Coercive : Zorlayan. Manyetik alanı sıfırlayıcı. Gidergen. Cebri. Zorla yapılan. Zora başvurma. Mücbir. Mecburi.

All inclusive : Geniş kapsamlı. Her şey dahil.

Extortionately : Tehdit ve zorbalıkla. İnsafsızca. Çok fazla bir şekilde. Gaspederek. Aşırı şekilde. Aşırı fahiş şekilde. Gasp veya şantaj vasıtasıyla.

Blanket : Battaniye ile örtmek. Battaniyeye sarmak. Örtmek. Battaniye ile zıplatmak. Sınırsız. Battaniye. Örtbas etmek. Reaktör kalbinin çevresine ya da içine yerleştirilen ve zincir tepkimesi yapabilen unsurlardan oluşan kapalı bölge. Kapsamak.

Compeller : Aşırı derecede etkileyen kimse. Mecbur eden kimse.

Extorsively : Dolandırarak. Dolandırma amaçlı. Zorlayıcı bir şekilde. Dolandırıcılık yaparak. Şantajla. Tehdit ve korkutma yoluyla. İrtikap niyetiyle.

Panoptic : Herkesi kapsayan. Tüm toplumu kapsayan. Tüm üyeleri kapsayan.

With a heavy hand : Sıkıntı verir surette. Güç kullanarak. Çok sıkı. Denetleyerek. Sert bir biçimde.

Large : Bol.

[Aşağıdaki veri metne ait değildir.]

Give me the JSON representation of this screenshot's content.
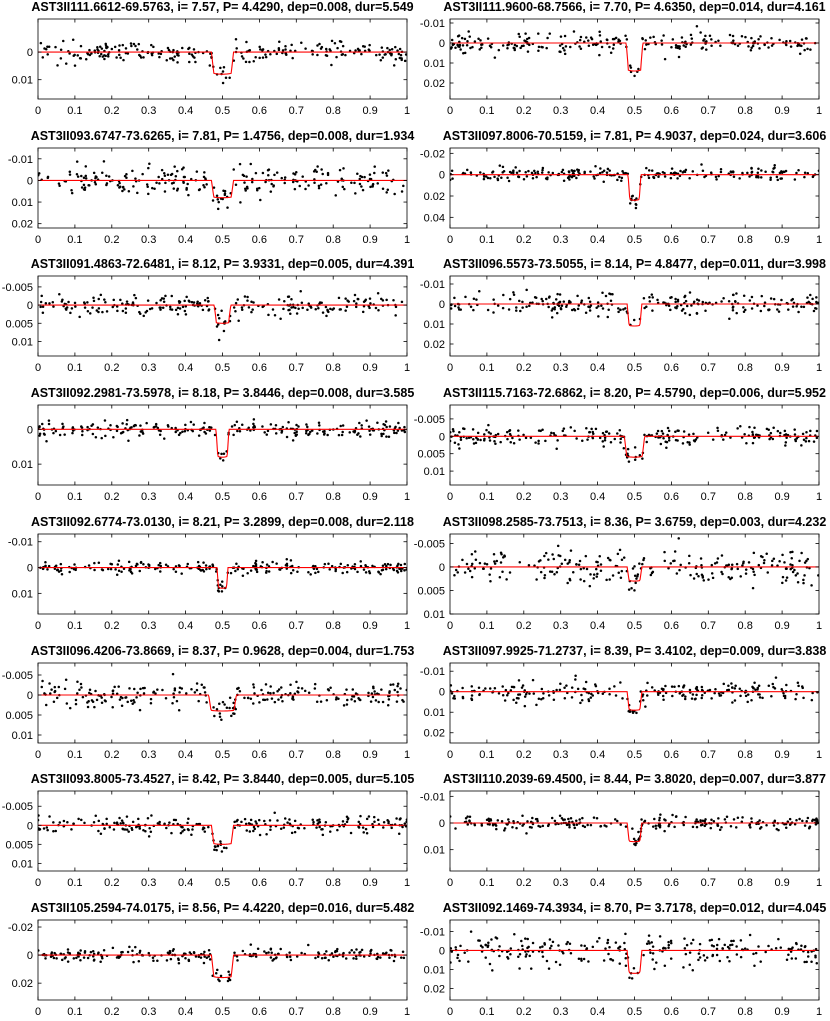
{
  "colors": {
    "data_points": "#000000",
    "model_curve": "#ff0000",
    "axes": "#000000",
    "background": "#ffffff"
  },
  "chart_data": [
    {
      "type": "scatter",
      "title": "AST3II111.6612-69.5763, i= 7.57, P= 4.4290, dep=0.008, dur=5.549",
      "xlim": [
        0,
        1
      ],
      "ylim": [
        -0.012,
        0.017
      ],
      "y_reversed": true,
      "xticks": [
        0,
        0.1,
        0.2,
        0.3,
        0.4,
        0.5,
        0.6,
        0.7,
        0.8,
        0.9,
        1
      ],
      "yticks": [
        0,
        0.01
      ],
      "ytick_labels": [
        "0",
        "0.01"
      ],
      "transit": {
        "center": 0.5,
        "depth": 0.008,
        "width": 0.06
      },
      "scatter_sigma": 0.0018,
      "series": [
        {
          "type": "scatter"
        },
        {
          "type": "line"
        }
      ]
    },
    {
      "type": "scatter",
      "title": "AST3II111.9600-68.7566, i= 7.70, P= 4.6350, dep=0.014, dur=4.161",
      "xlim": [
        0,
        1
      ],
      "ylim": [
        -0.012,
        0.028
      ],
      "y_reversed": true,
      "xticks": [
        0,
        0.1,
        0.2,
        0.3,
        0.4,
        0.5,
        0.6,
        0.7,
        0.8,
        0.9,
        1
      ],
      "yticks": [
        -0.01,
        0,
        0.01,
        0.02
      ],
      "ytick_labels": [
        "-0.01",
        "0",
        "0.01",
        "0.02"
      ],
      "transit": {
        "center": 0.5,
        "depth": 0.014,
        "width": 0.045
      },
      "scatter_sigma": 0.0025,
      "series": [
        {
          "type": "scatter"
        },
        {
          "type": "line"
        }
      ]
    },
    {
      "type": "scatter",
      "title": "AST3II093.6747-73.6265, i= 7.81, P= 1.4756, dep=0.008, dur=1.934",
      "xlim": [
        0,
        1
      ],
      "ylim": [
        -0.015,
        0.022
      ],
      "y_reversed": true,
      "xticks": [
        0,
        0.1,
        0.2,
        0.3,
        0.4,
        0.5,
        0.6,
        0.7,
        0.8,
        0.9,
        1
      ],
      "yticks": [
        -0.01,
        0,
        0.01,
        0.02
      ],
      "ytick_labels": [
        "-0.01",
        "0",
        "0.01",
        "0.02"
      ],
      "transit": {
        "center": 0.5,
        "depth": 0.008,
        "width": 0.06
      },
      "scatter_sigma": 0.0035,
      "series": [
        {
          "type": "scatter"
        },
        {
          "type": "line"
        }
      ]
    },
    {
      "type": "scatter",
      "title": "AST3II097.8006-70.5159, i= 7.81, P= 4.9037, dep=0.024, dur=3.606",
      "xlim": [
        0,
        1
      ],
      "ylim": [
        -0.025,
        0.05
      ],
      "y_reversed": true,
      "xticks": [
        0,
        0.1,
        0.2,
        0.3,
        0.4,
        0.5,
        0.6,
        0.7,
        0.8,
        0.9,
        1
      ],
      "yticks": [
        -0.02,
        0,
        0.02,
        0.04
      ],
      "ytick_labels": [
        "-0.02",
        "0",
        "0.02",
        "0.04"
      ],
      "transit": {
        "center": 0.5,
        "depth": 0.024,
        "width": 0.035
      },
      "scatter_sigma": 0.003,
      "series": [
        {
          "type": "scatter"
        },
        {
          "type": "line"
        }
      ]
    },
    {
      "type": "scatter",
      "title": "AST3II091.4863-72.6481, i= 8.12, P= 3.9331, dep=0.005, dur=4.391",
      "xlim": [
        0,
        1
      ],
      "ylim": [
        -0.008,
        0.014
      ],
      "y_reversed": true,
      "xticks": [
        0,
        0.1,
        0.2,
        0.3,
        0.4,
        0.5,
        0.6,
        0.7,
        0.8,
        0.9,
        1
      ],
      "yticks": [
        -0.005,
        0,
        0.005,
        0.01
      ],
      "ytick_labels": [
        "-0.005",
        "0",
        "0.005",
        "0.01"
      ],
      "transit": {
        "center": 0.5,
        "depth": 0.005,
        "width": 0.045
      },
      "scatter_sigma": 0.0015,
      "series": [
        {
          "type": "scatter"
        },
        {
          "type": "line"
        }
      ]
    },
    {
      "type": "scatter",
      "title": "AST3II096.5573-73.5055, i= 8.14, P= 4.8477, dep=0.011, dur=3.998",
      "xlim": [
        0,
        1
      ],
      "ylim": [
        -0.014,
        0.026
      ],
      "y_reversed": true,
      "xticks": [
        0,
        0.1,
        0.2,
        0.3,
        0.4,
        0.5,
        0.6,
        0.7,
        0.8,
        0.9,
        1
      ],
      "yticks": [
        -0.01,
        0,
        0.01,
        0.02
      ],
      "ytick_labels": [
        "-0.01",
        "0",
        "0.01",
        "0.02"
      ],
      "transit": {
        "center": 0.5,
        "depth": 0.011,
        "width": 0.04
      },
      "scatter_sigma": 0.0025,
      "series": [
        {
          "type": "scatter"
        },
        {
          "type": "line"
        }
      ]
    },
    {
      "type": "scatter",
      "title": "AST3II092.2981-73.5978, i= 8.18, P= 3.8446, dep=0.008, dur=3.585",
      "xlim": [
        0,
        1
      ],
      "ylim": [
        -0.007,
        0.016
      ],
      "y_reversed": true,
      "xticks": [
        0,
        0.1,
        0.2,
        0.3,
        0.4,
        0.5,
        0.6,
        0.7,
        0.8,
        0.9,
        1
      ],
      "yticks": [
        0,
        0.01
      ],
      "ytick_labels": [
        "0",
        "0.01"
      ],
      "transit": {
        "center": 0.5,
        "depth": 0.008,
        "width": 0.035
      },
      "scatter_sigma": 0.0012,
      "series": [
        {
          "type": "scatter"
        },
        {
          "type": "line"
        }
      ]
    },
    {
      "type": "scatter",
      "title": "AST3II115.7163-72.6862, i= 8.20, P= 4.5790, dep=0.006, dur=5.952",
      "xlim": [
        0,
        1
      ],
      "ylim": [
        -0.009,
        0.014
      ],
      "y_reversed": true,
      "xticks": [
        0,
        0.1,
        0.2,
        0.3,
        0.4,
        0.5,
        0.6,
        0.7,
        0.8,
        0.9,
        1
      ],
      "yticks": [
        -0.005,
        0,
        0.005,
        0.01
      ],
      "ytick_labels": [
        "-0.005",
        "0",
        "0.005",
        "0.01"
      ],
      "transit": {
        "center": 0.5,
        "depth": 0.006,
        "width": 0.055
      },
      "scatter_sigma": 0.0013,
      "series": [
        {
          "type": "scatter"
        },
        {
          "type": "line"
        }
      ]
    },
    {
      "type": "scatter",
      "title": "AST3II092.6774-73.0130, i= 8.21, P= 3.2899, dep=0.008, dur=2.118",
      "xlim": [
        0,
        1
      ],
      "ylim": [
        -0.013,
        0.018
      ],
      "y_reversed": true,
      "xticks": [
        0,
        0.1,
        0.2,
        0.3,
        0.4,
        0.5,
        0.6,
        0.7,
        0.8,
        0.9,
        1
      ],
      "yticks": [
        -0.01,
        0,
        0.01
      ],
      "ytick_labels": [
        "-0.01",
        "0",
        "0.01"
      ],
      "transit": {
        "center": 0.5,
        "depth": 0.008,
        "width": 0.03
      },
      "scatter_sigma": 0.0012,
      "series": [
        {
          "type": "scatter"
        },
        {
          "type": "line"
        }
      ]
    },
    {
      "type": "scatter",
      "title": "AST3II098.2585-73.7513, i= 8.36, P= 3.6759, dep=0.003, dur=4.232",
      "xlim": [
        0,
        1
      ],
      "ylim": [
        -0.007,
        0.01
      ],
      "y_reversed": true,
      "xticks": [
        0,
        0.1,
        0.2,
        0.3,
        0.4,
        0.5,
        0.6,
        0.7,
        0.8,
        0.9,
        1
      ],
      "yticks": [
        -0.005,
        0,
        0.005,
        0.01
      ],
      "ytick_labels": [
        "-0.005",
        "0",
        "0.005",
        "0.01"
      ],
      "transit": {
        "center": 0.5,
        "depth": 0.003,
        "width": 0.04
      },
      "scatter_sigma": 0.0018,
      "series": [
        {
          "type": "scatter"
        },
        {
          "type": "line"
        }
      ]
    },
    {
      "type": "scatter",
      "title": "AST3II096.4206-73.8669, i= 8.37, P= 0.9628, dep=0.004, dur=1.753",
      "xlim": [
        0,
        1
      ],
      "ylim": [
        -0.008,
        0.012
      ],
      "y_reversed": true,
      "xticks": [
        0,
        0.1,
        0.2,
        0.3,
        0.4,
        0.5,
        0.6,
        0.7,
        0.8,
        0.9,
        1
      ],
      "yticks": [
        -0.005,
        0,
        0.005,
        0.01
      ],
      "ytick_labels": [
        "-0.005",
        "0",
        "0.005",
        "0.01"
      ],
      "transit": {
        "center": 0.5,
        "depth": 0.004,
        "width": 0.075
      },
      "scatter_sigma": 0.0014,
      "series": [
        {
          "type": "scatter"
        },
        {
          "type": "line"
        }
      ]
    },
    {
      "type": "scatter",
      "title": "AST3II097.9925-71.2737, i= 8.39, P= 3.4102, dep=0.009, dur=3.838",
      "xlim": [
        0,
        1
      ],
      "ylim": [
        -0.014,
        0.025
      ],
      "y_reversed": true,
      "xticks": [
        0,
        0.1,
        0.2,
        0.3,
        0.4,
        0.5,
        0.6,
        0.7,
        0.8,
        0.9,
        1
      ],
      "yticks": [
        -0.01,
        0,
        0.01,
        0.02
      ],
      "ytick_labels": [
        "-0.01",
        "0",
        "0.01",
        "0.02"
      ],
      "transit": {
        "center": 0.5,
        "depth": 0.009,
        "width": 0.04
      },
      "scatter_sigma": 0.0025,
      "series": [
        {
          "type": "scatter"
        },
        {
          "type": "line"
        }
      ]
    },
    {
      "type": "scatter",
      "title": "AST3II093.8005-73.4527, i= 8.42, P= 3.8440, dep=0.005, dur=5.105",
      "xlim": [
        0,
        1
      ],
      "ylim": [
        -0.009,
        0.012
      ],
      "y_reversed": true,
      "xticks": [
        0,
        0.1,
        0.2,
        0.3,
        0.4,
        0.5,
        0.6,
        0.7,
        0.8,
        0.9,
        1
      ],
      "yticks": [
        -0.005,
        0,
        0.005,
        0.01
      ],
      "ytick_labels": [
        "-0.005",
        "0",
        "0.005",
        "0.01"
      ],
      "transit": {
        "center": 0.5,
        "depth": 0.005,
        "width": 0.06
      },
      "scatter_sigma": 0.0012,
      "series": [
        {
          "type": "scatter"
        },
        {
          "type": "line"
        }
      ]
    },
    {
      "type": "scatter",
      "title": "AST3II110.2039-69.4500, i= 8.44, P= 3.8020, dep=0.007, dur=3.877",
      "xlim": [
        0,
        1
      ],
      "ylim": [
        -0.012,
        0.018
      ],
      "y_reversed": true,
      "xticks": [
        0,
        0.1,
        0.2,
        0.3,
        0.4,
        0.5,
        0.6,
        0.7,
        0.8,
        0.9,
        1
      ],
      "yticks": [
        -0.01,
        0,
        0.01
      ],
      "ytick_labels": [
        "-0.01",
        "0",
        "0.01"
      ],
      "transit": {
        "center": 0.5,
        "depth": 0.007,
        "width": 0.04
      },
      "scatter_sigma": 0.0013,
      "series": [
        {
          "type": "scatter"
        },
        {
          "type": "line"
        }
      ]
    },
    {
      "type": "scatter",
      "title": "AST3II105.2594-74.0175, i= 8.56, P= 4.4220, dep=0.016, dur=5.482",
      "xlim": [
        0,
        1
      ],
      "ylim": [
        -0.025,
        0.032
      ],
      "y_reversed": true,
      "xticks": [
        0,
        0.1,
        0.2,
        0.3,
        0.4,
        0.5,
        0.6,
        0.7,
        0.8,
        0.9,
        1
      ],
      "yticks": [
        -0.02,
        0,
        0.02
      ],
      "ytick_labels": [
        "-0.02",
        "0",
        "0.02"
      ],
      "transit": {
        "center": 0.5,
        "depth": 0.016,
        "width": 0.06
      },
      "scatter_sigma": 0.0025,
      "series": [
        {
          "type": "scatter"
        },
        {
          "type": "line"
        }
      ]
    },
    {
      "type": "scatter",
      "title": "AST3II092.1469-74.3934, i= 8.70, P= 3.7178, dep=0.012, dur=4.045",
      "xlim": [
        0,
        1
      ],
      "ylim": [
        -0.016,
        0.026
      ],
      "y_reversed": true,
      "xticks": [
        0,
        0.1,
        0.2,
        0.3,
        0.4,
        0.5,
        0.6,
        0.7,
        0.8,
        0.9,
        1
      ],
      "yticks": [
        -0.01,
        0,
        0.01,
        0.02
      ],
      "ytick_labels": [
        "-0.01",
        "0",
        "0.01",
        "0.02"
      ],
      "transit": {
        "center": 0.5,
        "depth": 0.012,
        "width": 0.04
      },
      "scatter_sigma": 0.004,
      "series": [
        {
          "type": "scatter"
        },
        {
          "type": "line"
        }
      ]
    }
  ]
}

Koca. Kocaman. İri. Büyük (servet). Çok. Kalabalık (aile). Büyük. Geniş. Büyücek.

Extorsive synonyms : all encompassing, extended, autocratically, high pressure, insistent, compulsory, compelling, inflictive, forcible, big, encompassing, highhandedly, across the board, drastic, compellers, compulsives, all embracing, compulsive, wide, broad, exerted pressure, exigent, comprehensive, exerting pressure.

 

Extorsive zıt anlamlı kelimeler, Extorsive kelime anlamı

Small : Arka. Önemsiz. Alçak. Küçük. Ufak tefek. Mütevazı. Ufacık. Küçücük. Hafif. Küçük küçük.

Little : Önemsiz. Az miktar. Az miktarda. Hemen hemen hiç. Cici. Az. Birazcık. Be.az miktarda. Kısa. Ufak şey.

Extorsive antonyms : noncomprehensive.

Extorsive ingilizce tanımı, definition of Extorsive

Extorsive kelimesinin İngilizce - İngilizce çevirisi (English to English) : Serving or tending to extort.